The sanatorium was well-stocked, in addition to the more usual surgical tools, with devices - both antique and unique - which were intended to assist and accelerate his patients’ transformation into viable human/fish hybrids: One creation of Allen’s own creation was an implement for scraping away skin without damaging the development of subcutaneous scales. Whether or not this was ever utilised, it is absolutely certain that Allen was a monstrous person who would have had no compunction against using it. Whether his religious experiences were real or not - they have some similarities with other, less violently-expressed beliefs - Allen was a prolific and sadistic serial killer. In the years it was operating, Saltwell Sanatorium housed upwards of a hundred residents - most of whom were women - and only a handful of them were ever seen or heard from again.

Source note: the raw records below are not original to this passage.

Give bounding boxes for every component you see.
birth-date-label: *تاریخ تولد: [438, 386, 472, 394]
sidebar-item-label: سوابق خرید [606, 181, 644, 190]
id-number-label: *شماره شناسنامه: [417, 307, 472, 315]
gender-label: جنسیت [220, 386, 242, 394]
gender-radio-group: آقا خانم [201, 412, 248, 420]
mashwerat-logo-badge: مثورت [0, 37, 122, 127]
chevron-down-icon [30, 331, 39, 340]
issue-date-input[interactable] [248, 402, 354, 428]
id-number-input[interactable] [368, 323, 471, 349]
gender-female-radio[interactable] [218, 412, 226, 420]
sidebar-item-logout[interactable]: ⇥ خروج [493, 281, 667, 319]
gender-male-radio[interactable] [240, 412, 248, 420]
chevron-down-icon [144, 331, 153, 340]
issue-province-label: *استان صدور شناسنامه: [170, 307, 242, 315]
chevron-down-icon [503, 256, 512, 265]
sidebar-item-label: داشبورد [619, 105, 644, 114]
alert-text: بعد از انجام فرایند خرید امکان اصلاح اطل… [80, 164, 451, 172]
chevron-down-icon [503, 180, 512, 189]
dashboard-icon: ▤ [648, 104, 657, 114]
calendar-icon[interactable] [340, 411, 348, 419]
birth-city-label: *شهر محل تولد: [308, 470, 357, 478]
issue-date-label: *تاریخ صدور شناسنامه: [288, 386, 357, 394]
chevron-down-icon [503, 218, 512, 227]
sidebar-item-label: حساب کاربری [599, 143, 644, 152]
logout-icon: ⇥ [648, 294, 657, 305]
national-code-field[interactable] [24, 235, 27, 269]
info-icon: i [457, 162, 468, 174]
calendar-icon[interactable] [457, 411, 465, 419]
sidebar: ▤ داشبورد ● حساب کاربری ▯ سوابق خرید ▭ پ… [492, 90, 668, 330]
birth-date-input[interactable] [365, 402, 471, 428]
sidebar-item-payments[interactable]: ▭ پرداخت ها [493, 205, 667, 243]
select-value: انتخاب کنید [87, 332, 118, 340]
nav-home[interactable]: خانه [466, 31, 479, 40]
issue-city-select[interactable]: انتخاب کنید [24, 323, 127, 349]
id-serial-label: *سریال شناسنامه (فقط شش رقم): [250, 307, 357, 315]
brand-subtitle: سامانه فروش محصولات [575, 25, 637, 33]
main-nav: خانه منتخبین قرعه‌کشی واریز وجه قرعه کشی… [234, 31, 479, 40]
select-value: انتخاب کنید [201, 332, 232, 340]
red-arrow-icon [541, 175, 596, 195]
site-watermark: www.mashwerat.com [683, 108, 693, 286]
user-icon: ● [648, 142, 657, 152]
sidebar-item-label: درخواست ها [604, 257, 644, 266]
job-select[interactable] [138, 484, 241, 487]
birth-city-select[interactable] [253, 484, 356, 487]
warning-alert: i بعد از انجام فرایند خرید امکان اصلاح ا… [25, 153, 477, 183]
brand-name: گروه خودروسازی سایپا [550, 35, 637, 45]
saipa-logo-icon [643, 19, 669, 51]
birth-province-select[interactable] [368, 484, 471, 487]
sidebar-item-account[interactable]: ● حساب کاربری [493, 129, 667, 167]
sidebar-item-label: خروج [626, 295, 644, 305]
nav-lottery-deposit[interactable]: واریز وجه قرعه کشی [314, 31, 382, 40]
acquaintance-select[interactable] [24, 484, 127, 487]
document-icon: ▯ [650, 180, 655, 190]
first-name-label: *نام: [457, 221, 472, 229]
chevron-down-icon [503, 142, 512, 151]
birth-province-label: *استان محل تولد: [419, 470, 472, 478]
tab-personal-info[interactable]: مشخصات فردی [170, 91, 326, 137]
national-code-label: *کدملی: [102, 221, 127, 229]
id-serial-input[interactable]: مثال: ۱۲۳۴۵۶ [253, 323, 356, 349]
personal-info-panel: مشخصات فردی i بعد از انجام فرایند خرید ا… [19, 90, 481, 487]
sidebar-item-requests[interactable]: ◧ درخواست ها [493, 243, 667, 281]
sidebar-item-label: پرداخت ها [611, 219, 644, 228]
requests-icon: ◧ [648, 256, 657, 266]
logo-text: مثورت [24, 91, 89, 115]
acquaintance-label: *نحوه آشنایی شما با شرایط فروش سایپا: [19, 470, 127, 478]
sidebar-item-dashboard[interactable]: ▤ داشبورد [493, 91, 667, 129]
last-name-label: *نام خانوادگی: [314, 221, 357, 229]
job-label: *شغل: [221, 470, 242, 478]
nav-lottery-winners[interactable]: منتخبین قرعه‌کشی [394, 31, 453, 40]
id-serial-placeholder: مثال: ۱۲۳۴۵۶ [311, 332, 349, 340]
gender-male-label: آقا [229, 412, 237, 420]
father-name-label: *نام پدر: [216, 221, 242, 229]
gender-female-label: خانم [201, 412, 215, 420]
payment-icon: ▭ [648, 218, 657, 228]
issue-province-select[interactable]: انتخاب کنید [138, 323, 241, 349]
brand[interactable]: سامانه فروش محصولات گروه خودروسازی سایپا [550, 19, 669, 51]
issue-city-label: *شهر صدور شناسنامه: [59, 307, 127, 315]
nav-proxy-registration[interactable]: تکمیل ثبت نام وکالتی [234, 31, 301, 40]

The investigation into the cause of the sanatorium’s collapse was already somewhat perfunctory, most glad to be rid of its oppressive blight, but the discovery of some of Allen’s notes gave those in charge a reason to quietly draw a line under the disaster. Later, and with the benefit of more advanced equipment (offset somewhat by the amount of time that had passed and the ocean’s efforts to scour away anything inculpatory), a privately-funded team excavated down to the compromised aquifer. They found evidence that the well at the centre of the sanatorium had been used to dispose of dozens of bodies and, moreover, that not all of the remains were - strictly-speaking - entirely human. There was no proof that Allen’s heinous experiments ever truly succeeded, but the area remains notorious for fleeting sightings of unknown sea creatures.